The book covers the basic outline of the little that is known about Jane Austen’s life; the difference from other biographies comes in the speculation on Jane’s motives and inspiration. Mr. Spence sees Jane’s brief romance with Tom Lefroy as the biggest inspiration in her life, along with the flirtation between Henry Austen and Eliza de Feuillide.
Spence argues that Jane and Tom, rather than parting forever in January 1797, did have an understanding of sorts; Jane only had to pass muster with Tom’s demanding uncle, who was paying Tom’s way through law school. Spence speculates that Jane was not found an acceptable bride for an up-and-coming young barrister, but Tom never told her so; while she waited for him in vain, thinking that they were to be married at some point, she wrote Pride and Prejudice as a “gift of love.” Spence claims that Jane dropped in names from Tom’s family (his mother’s maiden name was Gardiner) and his favorite novel, Tom Jones (though Cecilia, from which Jane Austen took the title of P&P, also has a character named Bennet) as hidden messages for Tom, but he became engaged to an Irish heiress only a few months after the time of the alleged uncle-vetting, several months before George Austen sought publication for First Impressions.
All this sleuthing makes for interesting reading, but one should keep in mind–as it is not really made clear by Mr. Spence’s writing style–that it is all speculation. Whether it is convincing is up to the individual reader. We would strongly advise against reading this book without reference to other works, equally speculative but written with equal scholarship, that have very different things to say about Jane and Tom; then make up your own mind.
Another theme that Spence accords to Jane’s novels is coded messages to Eliza de Feuillide–first to stay away from Henry Austen, and then later to telegraph Jane’s approval of their marriage. We found the claim that Northanger Abbey is such a message to be particularly specious. How can anyone write about the meaning of Northanger Abbey without once mentioning The Mysteries of Udolpho? Indeed Mr. Spence makes no mention of the influence of literature on Jane Austen’s work, which we think is an unfortunate omission.
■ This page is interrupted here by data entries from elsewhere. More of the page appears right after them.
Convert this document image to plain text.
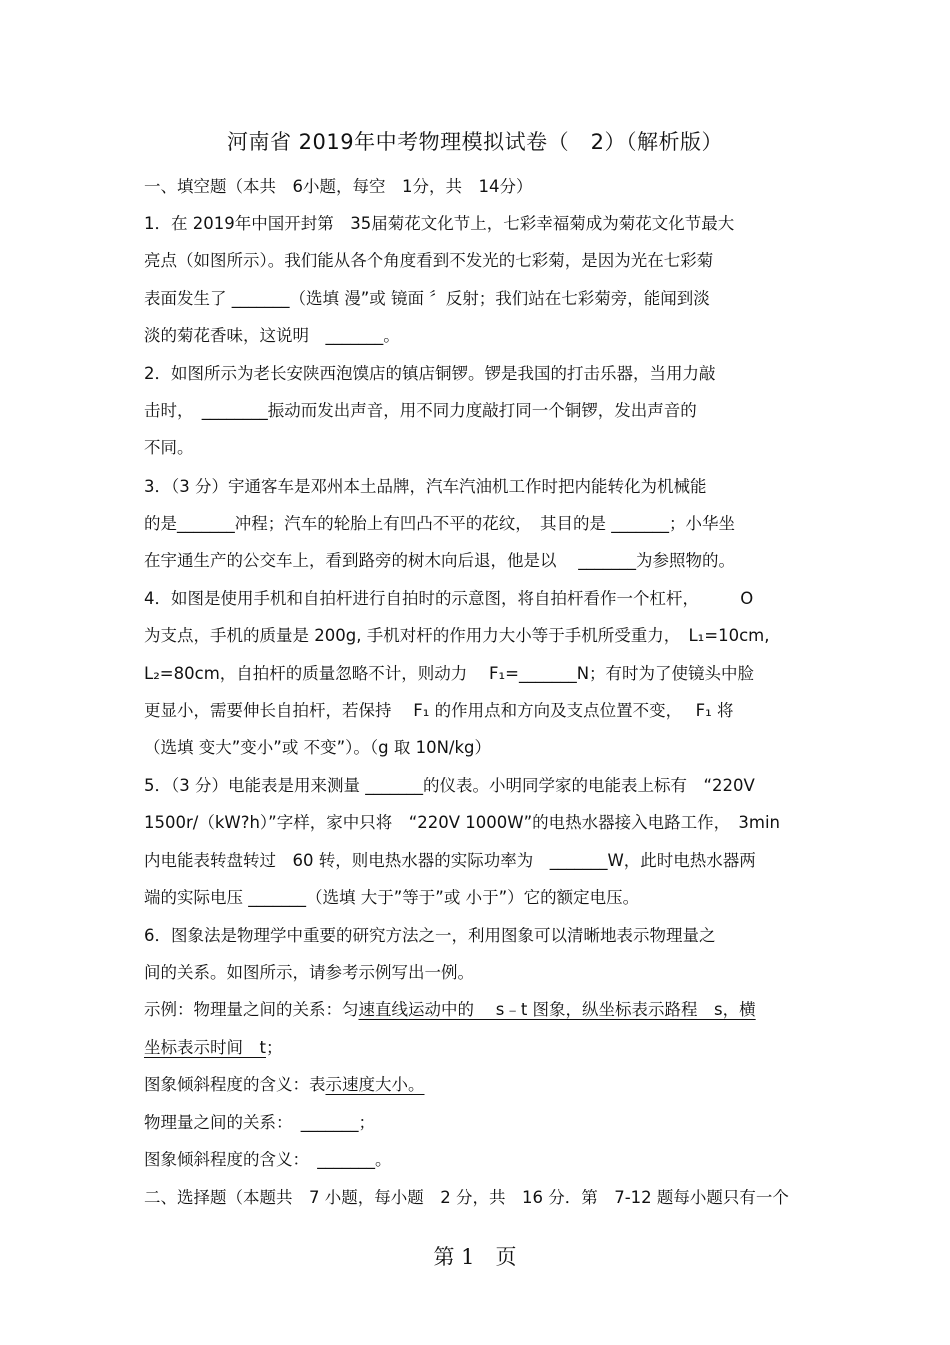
河南省 2019年中考物理模拟试卷（　2）（解析版）
一、填空题（本共　6小题，每空　1分，共　14分）
1．在 2019年中国开封第　35届菊花文化节上，七彩幸福菊成为菊花文化节最大
亮点（如图所示）。我们能从各个角度看到不发光的七彩菊，是因为光在七彩菊
表面发生了 _______（选填 漫”或 镜面 〞反射；我们站在七彩菊旁，能闻到淡
淡的菊花香味，这说明　_______。
2．如图所示为老长安陕西泡馍店的镇店铜锣。锣是我国的打击乐器，当用力敲
击时，　________振动而发出声音，用不同力度敲打同一个铜锣，发出声音的
不同。
3．（3 分）宇通客车是邓州本土品牌，汽车汽油机工作时把内能转化为机械能
的是_______冲程；汽车的轮胎上有凹凸不平的花纹，　其目的是 _______；小华坐
在宇通生产的公交车上，看到路旁的树木向后退，他是以　 _______为参照物的。
4．如图是使用手机和自拍杆进行自拍时的示意图，将自拍杆看作一个杠杆，　　　O
为支点，手机的质量是 200g, 手机对杆的作用力大小等于手机所受重力，　L₁=10cm,
L₂=80cm，自拍杆的质量忽略不计，则动力　 F₁=_______N；有时为了使镜头中脸
更显小，需要伸长自拍杆，若保持　 F₁ 的作用点和方向及支点位置不变，　 F₁ 将
（选填 变大”变小”或 不变”）。（g 取 10N/kg）
5．（3 分）电能表是用来测量 _______的仪表。小明同学家的电能表上标有　“220V
1500r/（kW?h）”字样，家中只将　“220V 1000W”的电热水器接入电路工作，　3min
内电能表转盘转过　60 转，则电热水器的实际功率为　_______W，此时电热水器两
端的实际电压 _______（选填 大于”等于”或 小于”）它的额定电压。
6．图象法是物理学中重要的研究方法之一，利用图象可以清晰地表示物理量之
间的关系。如图所示，请参考示例写出一例。
示例：物理量之间的关系：匀速直线运动中的　 s﹣t 图象，纵坐标表示路程　s，横
坐标表示时间　t；
图象倾斜程度的含义：表示速度大小。
物理量之间的关系：　_______；
图象倾斜程度的含义：　_______。
二、选择题（本题共　7 小题，每小题　2 分，共　16 分．第　7-12 题每小题只有一个
第 1　页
We also found it interesting that the story of the Mysterious Suitor-by-the-Sea–the story Cassandra Austen supposedly told a couple of nieces about a gentleman who showed a romantic interest in Jane Austen, which Jane returned, somewhere around 1801, but then he died before he could pursue it–is relegated to an appendix. That brief romance, which admittedly may or may not have happened, and Jane’s purported interest in that gentleman, would pretty much explode most of Mr. Spence’s theories about Tom Lefroy’s influence on Jane Austen’s life and work, and putting it in almost as an afterthought strikes us as a trifle evasive. Better to try to explain it away within the text, we think.
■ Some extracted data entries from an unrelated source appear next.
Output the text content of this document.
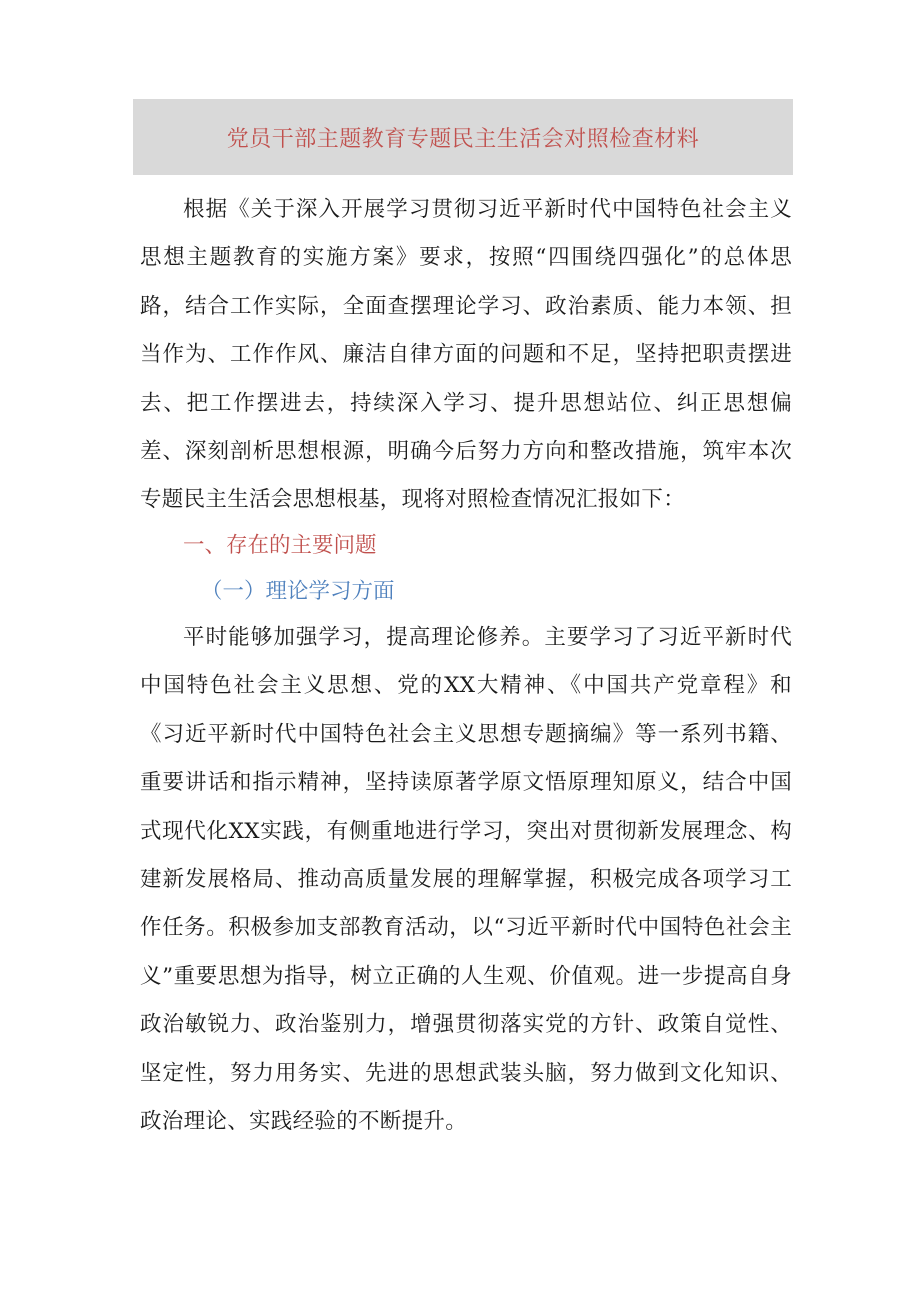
党员干部主题教育专题民主生活会对照检查材料

根据《关于深入开展学习贯彻习近平新时代中国特色社会主义思想主题教育的实施方案》要求，按照“四围绕四强化”的总体思路，结合工作实际，全面查摆理论学习、政治素质、能力本领、担当作为、工作作风、廉洁自律方面的问题和不足，坚持把职责摆进去、把工作摆进去，持续深入学习、提升思想站位、纠正思想偏差、深刻剖析思想根源，明确今后努力方向和整改措施，筑牢本次专题民主生活会思想根基，现将对照检查情况汇报如下：

一、存在的主要问题
（一）理论学习方面

平时能够加强学习，提高理论修养。主要学习了习近平新时代中国特色社会主义思想、党的XX大精神、《中国共产党章程》和《习近平新时代中国特色社会主义思想专题摘编》等一系列书籍、重要讲话和指示精神，坚持读原著学原文悟原理知原义，结合中国式现代化XX实践，有侧重地进行学习，突出对贯彻新发展理念、构建新发展格局、推动高质量发展的理解掌握，积极完成各项学习工作任务。积极参加支部教育活动，以“习近平新时代中国特色社会主义”重要思想为指导，树立正确的人生观、价值观。进一步提高自身政治敏锐力、政治鉴别力，增强贯彻落实党的方针、政策自觉性、坚定性，努力用务实、先进的思想武装头脑，努力做到文化知识、政治理论、实践经验的不断提升。
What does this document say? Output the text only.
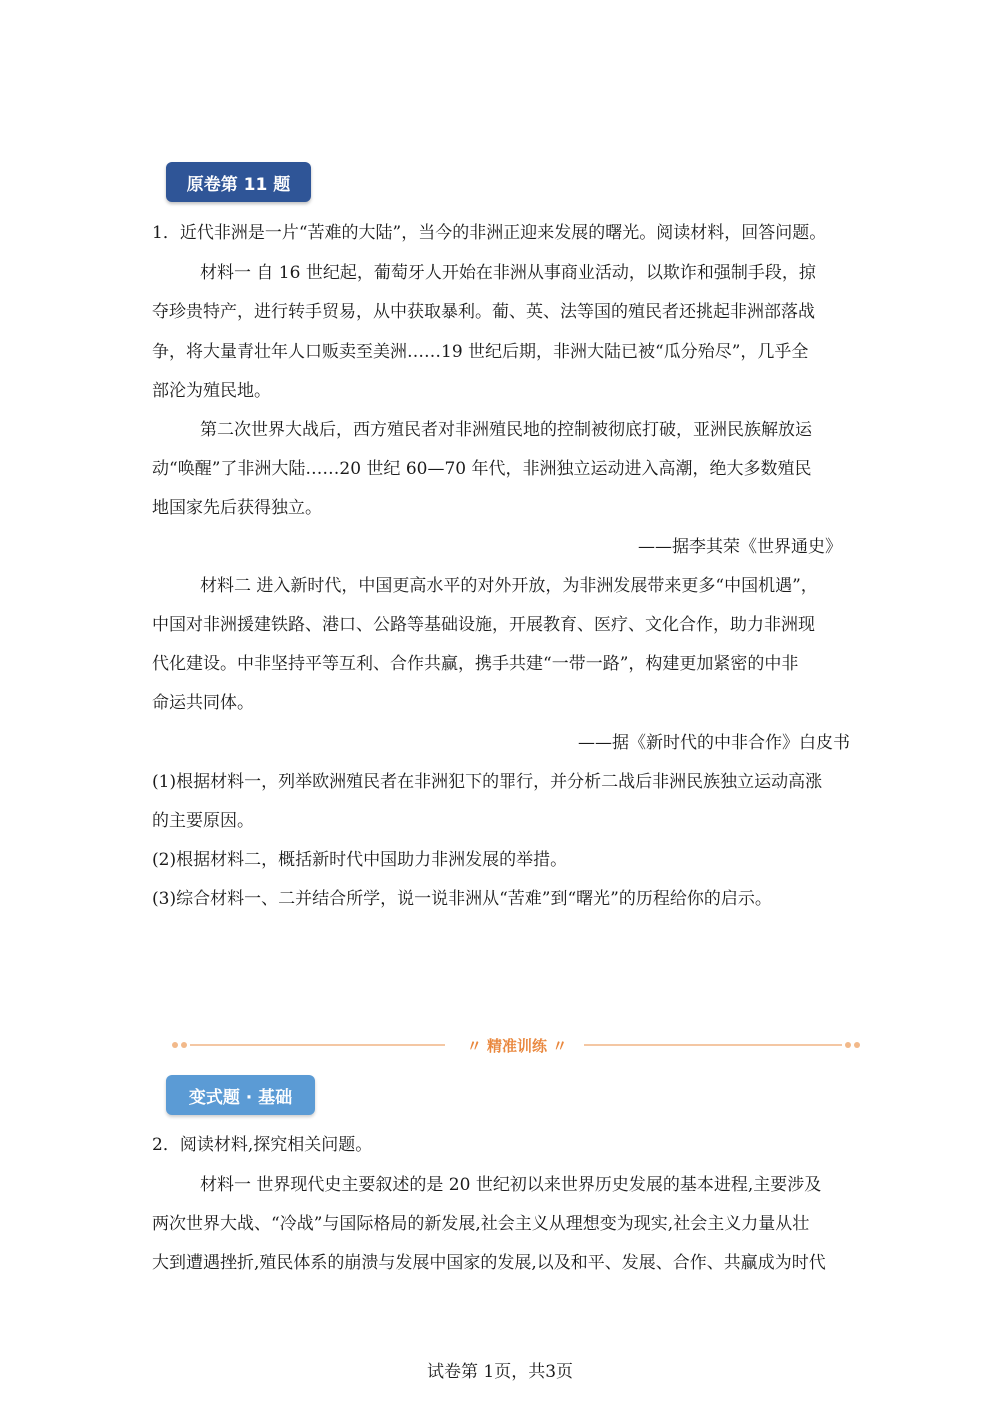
原卷第 11 题
1．近代非洲是一片“苦难的大陆”，当今的非洲正迎来发展的曙光。阅读材料，回答问题。
材料一 自 16 世纪起，葡萄牙人开始在非洲从事商业活动，以欺诈和强制手段，掠
夺珍贵特产，进行转手贸易，从中获取暴利。葡、英、法等国的殖民者还挑起非洲部落战
争，将大量青壮年人口贩卖至美洲……19 世纪后期，非洲大陆已被“瓜分殆尽”，几乎全
部沦为殖民地。
第二次世界大战后，西方殖民者对非洲殖民地的控制被彻底打破，亚洲民族解放运
动“唤醒”了非洲大陆……20 世纪 60—70 年代，非洲独立运动进入高潮，绝大多数殖民
地国家先后获得独立。
——据李其荣《世界通史》
材料二 进入新时代，中国更高水平的对外开放，为非洲发展带来更多“中国机遇”，
中国对非洲援建铁路、港口、公路等基础设施，开展教育、医疗、文化合作，助力非洲现
代化建设。中非坚持平等互利、合作共赢，携手共建“一带一路”，构建更加紧密的中非
命运共同体。
——据《新时代的中非合作》白皮书
(1)根据材料一，列举欧洲殖民者在非洲犯下的罪行，并分析二战后非洲民族独立运动高涨
的主要原因。
(2)根据材料二，概括新时代中国助力非洲发展的举措。
(3)综合材料一、二并结合所学，说一说非洲从“苦难”到“曙光”的历程给你的启示。
〃 精准训练 〃
变式题 · 基础
2．阅读材料,探究相关问题。
材料一 世界现代史主要叙述的是 20 世纪初以来世界历史发展的基本进程,主要涉及
两次世界大战、“冷战”与国际格局的新发展,社会主义从理想变为现实,社会主义力量从壮
大到遭遇挫折,殖民体系的崩溃与发展中国家的发展,以及和平、发展、合作、共赢成为时代
试卷第 1页，共3页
All this being said, we hold it a good thing to challenge one’s dearly-held beliefs once in a while; blows out the mental cobwebs and makes one rethink, re-evaluate and restate one’s position, even if one remains unconvinced by new arguments. So if you are interested in reading Becoming Jane Austen, Gentle Reader, we suggest that you do so, particularly with the film coming out; but we suggest that you balance it with more traditional approaches to Jane Austen’s life and work.